When I pointed out that Reyna was his captain in 2002 and '06 and asked about Reyna's leadership style, this is what Arena said: "Quiet. His play validated his captaincy, so when he played well he was a good captain. When he didn't play as well, he wasn't as good a captain. That's not unusual. Because of his quiet nature, his play dictated the kind of role he was playing."
To other players, though, Reyna had something special that earned him instant respect to be captain. "Claudio had an aura about him from a soccer perspective," said Lalas, "where even though he was younger than me, if Claudio said something you always knew it was thought out. There was a respect that this guy was a really, really good player."

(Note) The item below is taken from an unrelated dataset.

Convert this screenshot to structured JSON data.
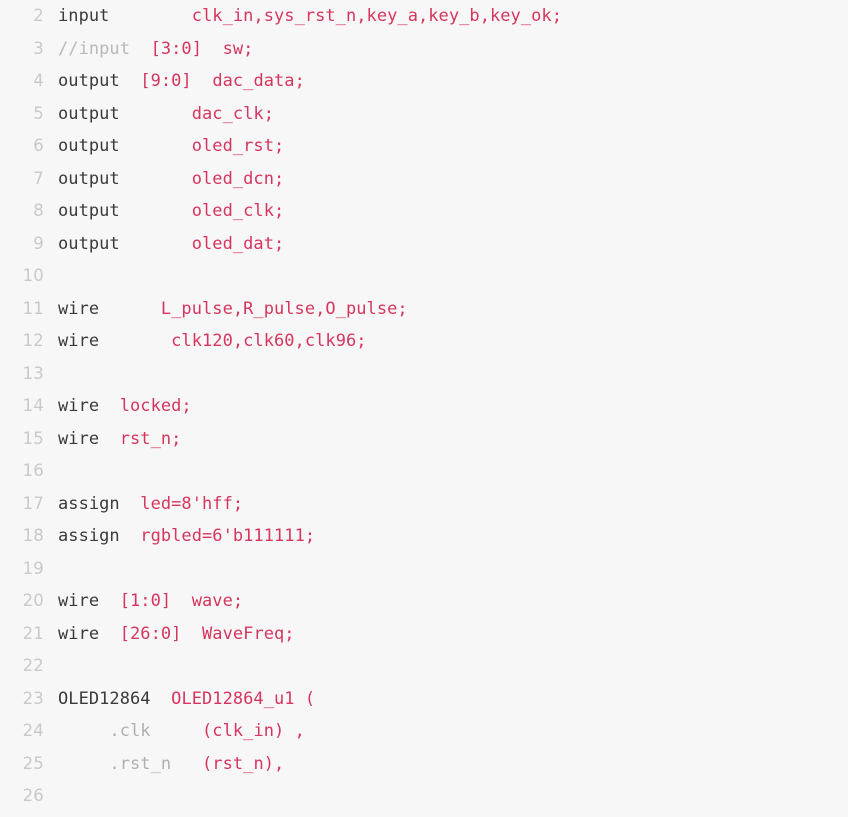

• It was interesting for me to learn about the armband itself. U.S. kit man Jesse Bignami brings 15 different styles of captain's armbands with the team.
"The way you wear your armband is a very personal thing," said Lalas, who was the U.S. captain a handful of times in the 1990s. "I'm a bit more flamboyant. Had it been any kind of regular thing, I would have tried for something a bit more personal, like sequins or a Stevie Nicks-esque band around my arm. That would have been cool. Now FIFA does the thing in World Cups where the captains all wear the same armbands. I don't approve of that at all."
"They probably do need to develop an armband that stays on your arm, because it always flies off," said Reyna. "I was always playing with it and it was coming off. I liked to pick a color that matched the uniform, either a blue or red one. One time I tried an American flag bandana during a game, and that wasn't working either."